Design Packaging: Delivered a conceptual packaged design of the plug-in module, incorporating mechanical footprint, connector interface, and Graphical User Interface (GUI) considerations to support seamless integration into current field-deployable test equipment.
PHASE II: Design, construct, and validate a functional AI/ML-enabled plug-in module prototype. Focus on transitioning the concept design into an operational system capable of meeting the rigorous demands of military optical diagnostics.
Include in the Prototype Design and Fabrication the following:
Engineering of a robust plug-in module design based on Phase I feasibility studies and modeling outcomes.

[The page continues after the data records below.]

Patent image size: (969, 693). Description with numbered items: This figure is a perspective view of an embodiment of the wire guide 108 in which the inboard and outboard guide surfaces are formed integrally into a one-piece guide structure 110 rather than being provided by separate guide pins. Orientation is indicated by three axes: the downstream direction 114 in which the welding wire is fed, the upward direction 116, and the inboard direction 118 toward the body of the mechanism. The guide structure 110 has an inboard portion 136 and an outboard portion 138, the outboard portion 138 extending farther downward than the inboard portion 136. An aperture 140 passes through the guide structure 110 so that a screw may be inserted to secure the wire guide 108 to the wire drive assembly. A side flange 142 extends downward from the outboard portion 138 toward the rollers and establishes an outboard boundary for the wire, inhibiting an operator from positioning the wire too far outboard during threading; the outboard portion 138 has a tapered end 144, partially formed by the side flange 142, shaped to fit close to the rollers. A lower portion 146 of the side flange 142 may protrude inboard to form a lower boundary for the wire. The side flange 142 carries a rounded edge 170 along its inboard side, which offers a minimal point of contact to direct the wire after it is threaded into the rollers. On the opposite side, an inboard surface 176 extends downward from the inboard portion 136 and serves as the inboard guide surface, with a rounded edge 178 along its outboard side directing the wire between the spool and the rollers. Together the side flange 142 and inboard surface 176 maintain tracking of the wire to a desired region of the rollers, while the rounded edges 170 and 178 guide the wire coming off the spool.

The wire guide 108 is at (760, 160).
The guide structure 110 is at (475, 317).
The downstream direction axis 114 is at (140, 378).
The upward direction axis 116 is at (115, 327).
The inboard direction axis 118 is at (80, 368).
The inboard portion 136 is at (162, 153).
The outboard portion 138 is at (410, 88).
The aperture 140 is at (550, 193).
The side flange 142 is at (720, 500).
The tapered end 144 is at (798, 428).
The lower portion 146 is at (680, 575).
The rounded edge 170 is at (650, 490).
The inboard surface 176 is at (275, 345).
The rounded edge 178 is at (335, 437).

Integrating AI/ML processing hardware, signal acquisition architecture, and interfaces into a fully packaged prototype.
Ensuring form-factor compliance with portable OTDR and OBR mainframes, including connector integrity, mechanical footprint, and GUI usability.
Compiling system-level test data and validating against entry criteria for Technology Readiness Level (TRL) 6.
PHASE III DUAL USE APPLICATIONS: Collaborate with defense avionics industries as well as support equipment companies to accelerate transition to production.
Commercial telecommunication systems, fiber-optic networks, and data centers will benefit from the development of the AI/MIL based OBR and OTDR. These applications will be able to easily test/diagnose optical networks.